160 MHz RXv3 core with 256 KB Flash — what the memory budget means
The Renesas R5F566TAFGFP#30 is a 32-bit RXv3 microcontroller from the RX series, clocked at 160 MHz. It carries 256 KB of Flash program memory, 64 KB of RAM, and a separate 32 KB of data Flash EEPROM — the EEPROM block is useful for calibration constants and boot-config parameters that survive firmware updates without wearing the main Flash. The 160 MHz core with the RXv3 pipeline gives enough headroom for a single motor-control loop running field-oriented control at 20 kHz while the CANbus and UART stacks service the host controller.
Peripheral set for industrial control panels
This MCU packs 73 I/O lines and a connectivity suite that covers most industrial fieldbus and human-machine interface needs: CANbus for drive-to-drive networking, LINbus for local sensor clusters, multiple SPI and I²C buses for external ADC or display drivers, and an external bus interface (EBI/EMI) for parallel LCDs or SRAM expansion. The 22-channel 12-bit ADC and dual 12-bit DAC handle analog feedback and setpoint generation on the same chip, which saves a separate analog front-end on a motor-drive board.

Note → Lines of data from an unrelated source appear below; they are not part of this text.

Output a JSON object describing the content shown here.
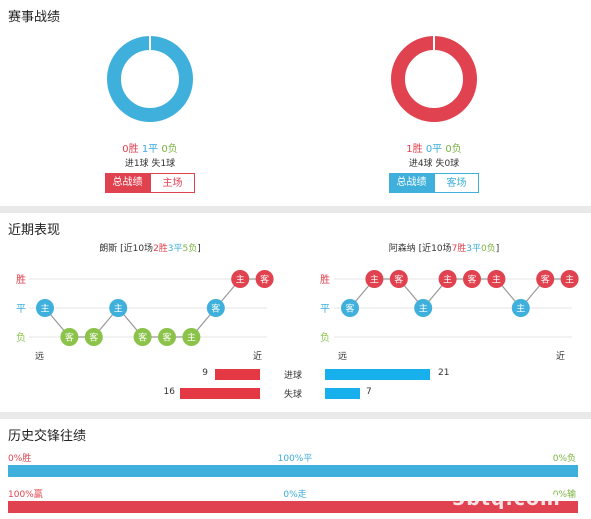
{
  "sections": {
    "record_title": "赛事战绩",
    "recent_title": "近期表现",
    "history_title": "历史交锋往绩"
  },
  "record": {
    "left": {
      "wins": "0胜",
      "draws": "1平",
      "losses": "0负",
      "goals": "进1球",
      "conceded": "失1球",
      "tab_active": "总战绩",
      "tab_inactive": "主场",
      "ring_color": "#3fb0dc"
    },
    "right": {
      "wins": "1胜",
      "draws": "0平",
      "losses": "0负",
      "goals": "进4球",
      "conceded": "失0球",
      "tab_active": "总战绩",
      "tab_inactive": "客场",
      "ring_color": "#e0424f"
    }
  },
  "recent": {
    "row_labels": {
      "win": "胜",
      "draw": "平",
      "loss": "负"
    },
    "far_label": "远",
    "near_label": "近",
    "left": {
      "team": "朗斯",
      "summary_prefix": " [近10场",
      "wins": "2胜",
      "draws": "3平",
      "losses": "5负",
      "summary_suffix": "]",
      "results": [
        "D",
        "L",
        "L",
        "D",
        "L",
        "L",
        "L",
        "D",
        "W",
        "W"
      ],
      "venues": [
        "主",
        "客",
        "客",
        "主",
        "客",
        "客",
        "主",
        "客",
        "主",
        "客"
      ]
    },
    "right": {
      "team": "阿森纳",
      "summary_prefix": " [近10场",
      "wins": "7胜",
      "draws": "3平",
      "losses": "0负",
      "summary_suffix": "]",
      "results": [
        "D",
        "W",
        "W",
        "D",
        "W",
        "W",
        "W",
        "D",
        "W",
        "W"
      ],
      "venues": [
        "客",
        "主",
        "客",
        "主",
        "主",
        "客",
        "主",
        "主",
        "客",
        "主"
      ]
    },
    "goals": {
      "scored_label": "进球",
      "conceded_label": "失球",
      "left_scored": 9,
      "right_scored": 21,
      "left_conceded": 16,
      "right_conceded": 7
    }
  },
  "history": {
    "row1": {
      "left": "0%胜",
      "mid": "100%平",
      "right": "0%负",
      "color": "#3fb0dc"
    },
    "row2": {
      "left": "100%赢",
      "mid": "0%走",
      "right": "0%输",
      "color": "#e0424f"
    },
    "watermark": "5btq.com"
  }
}
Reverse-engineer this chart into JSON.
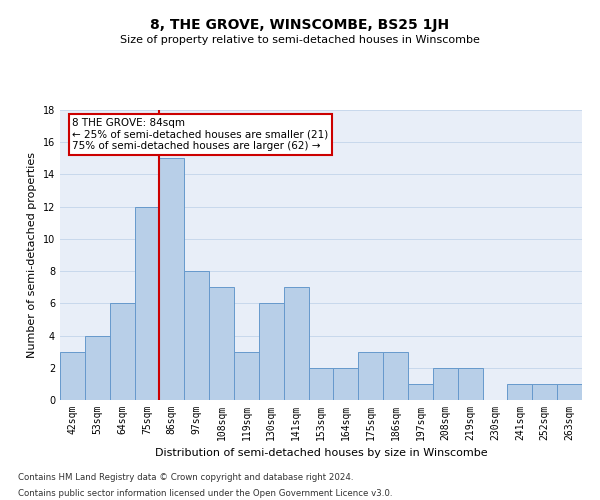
{
  "title": "8, THE GROVE, WINSCOMBE, BS25 1JH",
  "subtitle": "Size of property relative to semi-detached houses in Winscombe",
  "xlabel": "Distribution of semi-detached houses by size in Winscombe",
  "ylabel": "Number of semi-detached properties",
  "categories": [
    "42sqm",
    "53sqm",
    "64sqm",
    "75sqm",
    "86sqm",
    "97sqm",
    "108sqm",
    "119sqm",
    "130sqm",
    "141sqm",
    "153sqm",
    "164sqm",
    "175sqm",
    "186sqm",
    "197sqm",
    "208sqm",
    "219sqm",
    "230sqm",
    "241sqm",
    "252sqm",
    "263sqm"
  ],
  "values": [
    3,
    4,
    6,
    12,
    15,
    8,
    7,
    3,
    6,
    7,
    2,
    2,
    3,
    3,
    1,
    2,
    2,
    0,
    1,
    1,
    1
  ],
  "highlight_index": 4,
  "bar_color": "#b8cfe8",
  "bar_edge_color": "#6699cc",
  "highlight_line_color": "#cc0000",
  "annotation_text": "8 THE GROVE: 84sqm\n← 25% of semi-detached houses are smaller (21)\n75% of semi-detached houses are larger (62) →",
  "annotation_box_color": "white",
  "annotation_box_edge": "#cc0000",
  "ylim": [
    0,
    18
  ],
  "yticks": [
    0,
    2,
    4,
    6,
    8,
    10,
    12,
    14,
    16,
    18
  ],
  "footnote1": "Contains HM Land Registry data © Crown copyright and database right 2024.",
  "footnote2": "Contains public sector information licensed under the Open Government Licence v3.0.",
  "grid_color": "#c8d8ec",
  "bg_color": "#e8eef8",
  "title_fontsize": 10,
  "subtitle_fontsize": 8,
  "ylabel_fontsize": 8,
  "xlabel_fontsize": 8,
  "tick_fontsize": 7,
  "annot_fontsize": 7.5
}
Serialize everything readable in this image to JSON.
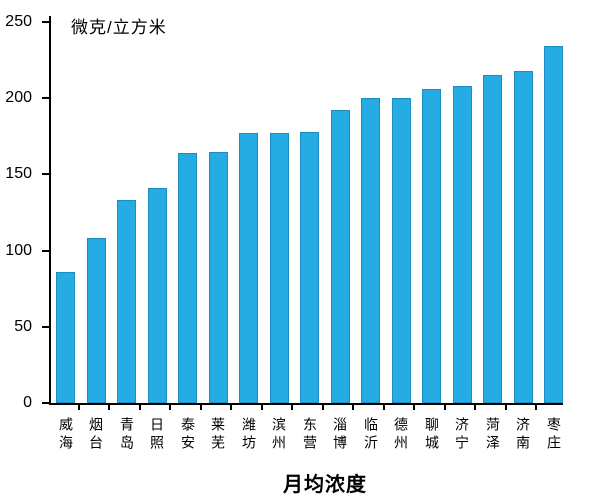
{
  "chart_data": {
    "type": "bar",
    "title": "微克/立方米",
    "xlabel": "月均浓度",
    "ylabel": "微克/立方米",
    "categories": [
      "威海",
      "烟台",
      "青岛",
      "日照",
      "泰安",
      "莱芜",
      "潍坊",
      "滨州",
      "东营",
      "淄博",
      "临沂",
      "德州",
      "聊城",
      "济宁",
      "菏泽",
      "济南",
      "枣庄"
    ],
    "values": [
      86,
      108,
      133,
      141,
      164,
      165,
      177,
      177,
      178,
      192,
      200,
      200,
      206,
      208,
      215,
      218,
      234
    ],
    "ylim": [
      0,
      250
    ],
    "y_ticks": [
      0,
      50,
      100,
      150,
      200,
      250
    ],
    "bar_color": "#24ACE3",
    "axis_color": "#000000",
    "grid": false,
    "legend_position": "none"
  }
}
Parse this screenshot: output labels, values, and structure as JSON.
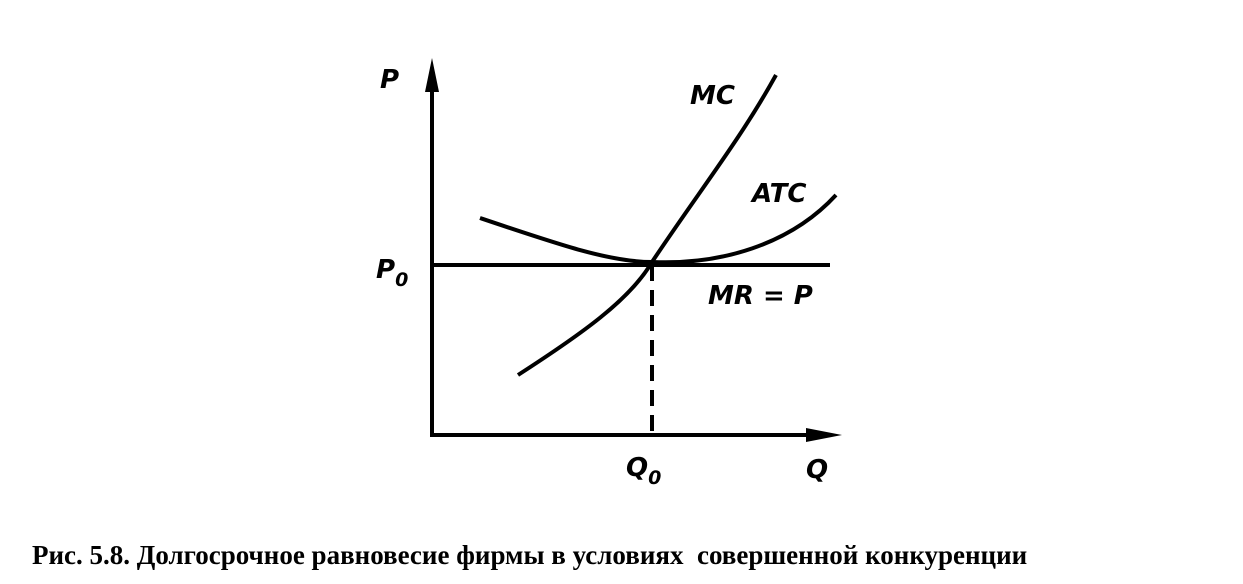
{
  "diagram": {
    "y_axis_label": "P",
    "x_axis_label": "Q",
    "price_level": {
      "base": "P",
      "sub": "0"
    },
    "quantity_level": {
      "base": "Q",
      "sub": "0"
    },
    "curves": {
      "mc": "MC",
      "atc": "ATC",
      "mr": "MR = P"
    },
    "caption": "Рис. 5.8. Долгосрочное равновесие фирмы в условиях  совершенной конкуренции"
  }
}
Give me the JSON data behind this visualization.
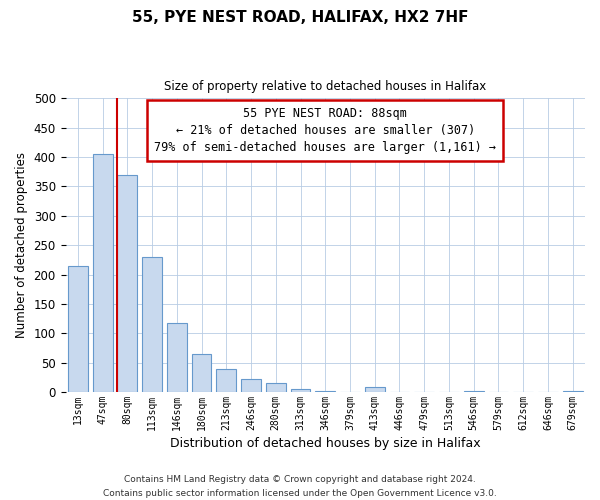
{
  "title": "55, PYE NEST ROAD, HALIFAX, HX2 7HF",
  "subtitle": "Size of property relative to detached houses in Halifax",
  "xlabel": "Distribution of detached houses by size in Halifax",
  "ylabel": "Number of detached properties",
  "bar_color": "#c8d9ee",
  "bar_edge_color": "#6699cc",
  "marker_line_color": "#cc0000",
  "annotation_text": "55 PYE NEST ROAD: 88sqm\n← 21% of detached houses are smaller (307)\n79% of semi-detached houses are larger (1,161) →",
  "annotation_box_color": "#ffffff",
  "annotation_box_edge_color": "#cc0000",
  "footer_line1": "Contains HM Land Registry data © Crown copyright and database right 2024.",
  "footer_line2": "Contains public sector information licensed under the Open Government Licence v3.0.",
  "categories": [
    "13sqm",
    "47sqm",
    "80sqm",
    "113sqm",
    "146sqm",
    "180sqm",
    "213sqm",
    "246sqm",
    "280sqm",
    "313sqm",
    "346sqm",
    "379sqm",
    "413sqm",
    "446sqm",
    "479sqm",
    "513sqm",
    "546sqm",
    "579sqm",
    "612sqm",
    "646sqm",
    "679sqm"
  ],
  "values": [
    215,
    405,
    370,
    230,
    118,
    65,
    40,
    22,
    15,
    5,
    2,
    0,
    8,
    0,
    0,
    0,
    2,
    0,
    0,
    0,
    2
  ],
  "marker_bar_index": 2,
  "ylim": [
    0,
    500
  ],
  "yticks": [
    0,
    50,
    100,
    150,
    200,
    250,
    300,
    350,
    400,
    450,
    500
  ],
  "figsize": [
    6.0,
    5.0
  ],
  "dpi": 100
}
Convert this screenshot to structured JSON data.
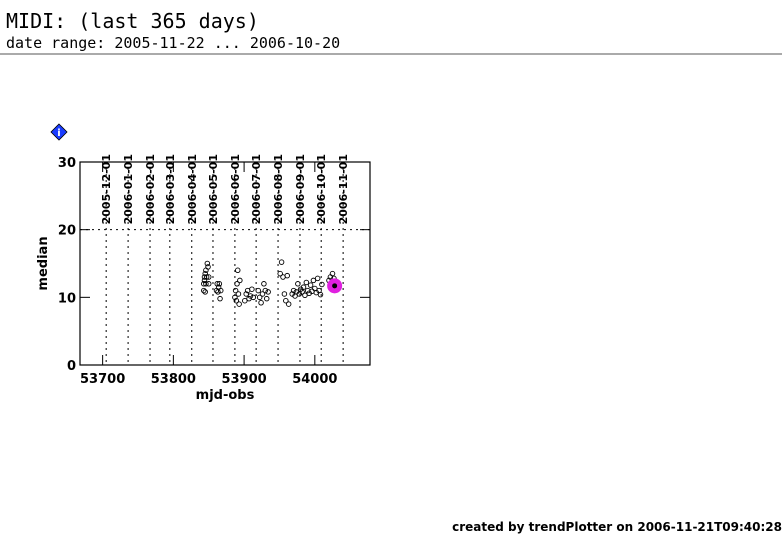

Industrial temperature grade — deployment context
Rated for -40°C to 105°C ambient, this part fits factory-floor automation cabinets, outdoor telecom pedestals, and under-hood automotive auxiliary modules (engine bay, transmission controller). The 2.7 V to 5.5 V supply range means a single 5 V industrial rail powers the MCU directly — no intermediate 3.3 V regulator needed unless the peripheral set demands it.
Package and physical fit
Housed in a 100-LQFP (14x14 mm body, 0.5 mm pitch), surface-mount. The 100-LFQFP supplier package code matches the same footprint. Standard reflow profile for LQFP applies;.
Lifecycle and sourcing posture
Officially active, ROHS3 compliant — no last-time-buy risk for new designs. For dual-sourcing resilience, the R5F566TAAGFP#30 is a functional peer with the same RXv3 core, 160 MHz speed, and identical peripheral set, differing only in I/O count (72 vs 73) — worth qualifying as a second source if your BOM allows the minor pin difference.